Papa, c’est toi qui m’as trouvée, pardonne-moi je ne voulais pas te faire de mal.

Je n’avais même pas conscience que je pouvais te faire du mal.

J’ai survécu. Je suis restée 11 jours à l’hôpital.

Vous pensez que mon calvaire s’est arrêté suite à ceci ?

Pas du tout.

Quand je suis sortie, les gens de mon collège ont trouvé ça amusant de dire aux autres que j’aurais dû mourir.

J’aurais dû mourir, détruire la vie de mes parents et de ma famille parce qu’un homme a décidé que mon corps lui appartenait ?

Parce que le système le soutenait ?

Parce qu’il était politiquement correct et pas moi ? J’ai la haine.

Ni seules, ni coupables, ni responsables

Je suis fatiguée parce qu’à 17 ans j’ai l’impression d’être en décalage par rapport aux autres.

J’ai l’impression de ne pas vivre dans le même monde qu’eux.

Petit à petit je perds cette image de « salope » car mon copain actuel (à qui je dois beaucoup) est accepté par les autres.

Je vis la vie d’une femme normale à présent.
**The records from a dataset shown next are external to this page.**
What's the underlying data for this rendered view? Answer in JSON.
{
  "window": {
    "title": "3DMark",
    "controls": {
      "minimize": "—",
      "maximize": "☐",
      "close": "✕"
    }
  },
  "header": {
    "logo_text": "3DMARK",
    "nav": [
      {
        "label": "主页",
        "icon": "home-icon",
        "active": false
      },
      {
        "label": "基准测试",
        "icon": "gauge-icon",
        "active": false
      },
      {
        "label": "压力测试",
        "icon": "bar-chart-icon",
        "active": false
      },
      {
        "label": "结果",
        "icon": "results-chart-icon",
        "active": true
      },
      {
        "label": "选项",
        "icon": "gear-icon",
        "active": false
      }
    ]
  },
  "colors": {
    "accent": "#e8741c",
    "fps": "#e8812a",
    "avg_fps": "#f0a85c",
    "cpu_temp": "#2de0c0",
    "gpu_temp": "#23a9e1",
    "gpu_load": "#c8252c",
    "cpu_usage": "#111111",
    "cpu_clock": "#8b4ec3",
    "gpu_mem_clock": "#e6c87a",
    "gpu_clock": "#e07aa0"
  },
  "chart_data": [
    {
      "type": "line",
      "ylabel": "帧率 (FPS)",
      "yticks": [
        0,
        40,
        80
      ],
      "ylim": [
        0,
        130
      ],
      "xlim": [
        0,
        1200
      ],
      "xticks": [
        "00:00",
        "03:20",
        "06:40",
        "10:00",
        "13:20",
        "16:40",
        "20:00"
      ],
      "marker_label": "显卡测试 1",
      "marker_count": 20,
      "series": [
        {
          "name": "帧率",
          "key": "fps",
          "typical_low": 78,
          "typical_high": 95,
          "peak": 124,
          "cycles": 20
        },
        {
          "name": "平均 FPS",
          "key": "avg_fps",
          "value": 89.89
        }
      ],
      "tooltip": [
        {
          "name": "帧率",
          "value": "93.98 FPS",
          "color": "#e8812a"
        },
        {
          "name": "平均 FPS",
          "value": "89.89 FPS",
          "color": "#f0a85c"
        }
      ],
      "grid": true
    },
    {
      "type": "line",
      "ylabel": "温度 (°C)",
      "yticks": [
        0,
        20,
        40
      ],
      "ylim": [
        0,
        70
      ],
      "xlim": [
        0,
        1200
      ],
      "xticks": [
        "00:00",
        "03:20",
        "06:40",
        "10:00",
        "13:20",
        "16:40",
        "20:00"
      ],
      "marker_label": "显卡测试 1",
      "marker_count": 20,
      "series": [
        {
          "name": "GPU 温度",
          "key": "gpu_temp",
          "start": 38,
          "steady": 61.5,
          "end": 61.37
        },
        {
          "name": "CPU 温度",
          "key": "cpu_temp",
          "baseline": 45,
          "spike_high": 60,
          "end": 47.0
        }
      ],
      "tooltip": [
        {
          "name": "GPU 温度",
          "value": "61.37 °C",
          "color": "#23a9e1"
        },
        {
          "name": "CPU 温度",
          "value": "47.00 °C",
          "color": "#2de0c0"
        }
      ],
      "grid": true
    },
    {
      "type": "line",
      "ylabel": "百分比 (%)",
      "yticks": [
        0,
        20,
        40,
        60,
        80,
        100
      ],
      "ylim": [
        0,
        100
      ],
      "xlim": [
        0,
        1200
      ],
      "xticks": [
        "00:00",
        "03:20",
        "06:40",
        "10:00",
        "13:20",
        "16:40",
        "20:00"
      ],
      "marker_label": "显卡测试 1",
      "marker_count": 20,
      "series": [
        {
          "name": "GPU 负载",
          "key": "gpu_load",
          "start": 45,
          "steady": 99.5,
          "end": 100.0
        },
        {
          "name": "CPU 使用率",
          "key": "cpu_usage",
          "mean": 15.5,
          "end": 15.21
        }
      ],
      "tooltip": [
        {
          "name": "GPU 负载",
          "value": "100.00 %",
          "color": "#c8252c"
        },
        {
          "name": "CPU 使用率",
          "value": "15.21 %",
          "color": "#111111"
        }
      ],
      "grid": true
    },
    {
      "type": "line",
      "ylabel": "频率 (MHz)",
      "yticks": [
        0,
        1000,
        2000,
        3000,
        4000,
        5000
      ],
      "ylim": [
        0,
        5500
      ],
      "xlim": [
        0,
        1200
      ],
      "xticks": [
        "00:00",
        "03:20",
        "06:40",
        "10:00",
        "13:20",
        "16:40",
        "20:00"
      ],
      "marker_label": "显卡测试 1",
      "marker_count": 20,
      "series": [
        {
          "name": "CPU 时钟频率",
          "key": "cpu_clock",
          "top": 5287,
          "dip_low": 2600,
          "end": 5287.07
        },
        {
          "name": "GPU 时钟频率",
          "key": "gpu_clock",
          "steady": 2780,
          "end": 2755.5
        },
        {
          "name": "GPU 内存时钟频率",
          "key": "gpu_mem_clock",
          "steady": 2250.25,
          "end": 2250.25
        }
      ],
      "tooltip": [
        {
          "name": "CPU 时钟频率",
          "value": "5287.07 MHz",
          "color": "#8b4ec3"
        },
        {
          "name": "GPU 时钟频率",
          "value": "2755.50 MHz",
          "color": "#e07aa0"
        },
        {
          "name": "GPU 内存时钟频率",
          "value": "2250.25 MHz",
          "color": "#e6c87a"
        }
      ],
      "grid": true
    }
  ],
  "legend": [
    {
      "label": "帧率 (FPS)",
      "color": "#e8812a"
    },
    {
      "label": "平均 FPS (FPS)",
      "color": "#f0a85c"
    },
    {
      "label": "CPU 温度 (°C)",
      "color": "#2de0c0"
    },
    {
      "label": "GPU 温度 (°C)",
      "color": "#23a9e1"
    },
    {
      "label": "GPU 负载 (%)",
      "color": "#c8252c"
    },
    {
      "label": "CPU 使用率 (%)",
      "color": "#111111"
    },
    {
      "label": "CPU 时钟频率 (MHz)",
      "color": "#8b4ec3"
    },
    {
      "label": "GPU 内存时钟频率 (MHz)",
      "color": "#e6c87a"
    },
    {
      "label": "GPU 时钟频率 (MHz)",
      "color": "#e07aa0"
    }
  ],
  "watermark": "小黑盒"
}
Donc les remarques dans la rue, les regards pervers, les insultes et la discrimination font partie de mon quotidien.

J’ai besoin d’agir.

Pour que toutes les jeunes filles qui ont ce même destin sachent qu’elles ne sont pas seules et qu’elles ne sont pas coupables ni responsables de ce qui leur est arrivé.

Pour que le nombre de victime de viol et de tout autres violences diminue encore et encore.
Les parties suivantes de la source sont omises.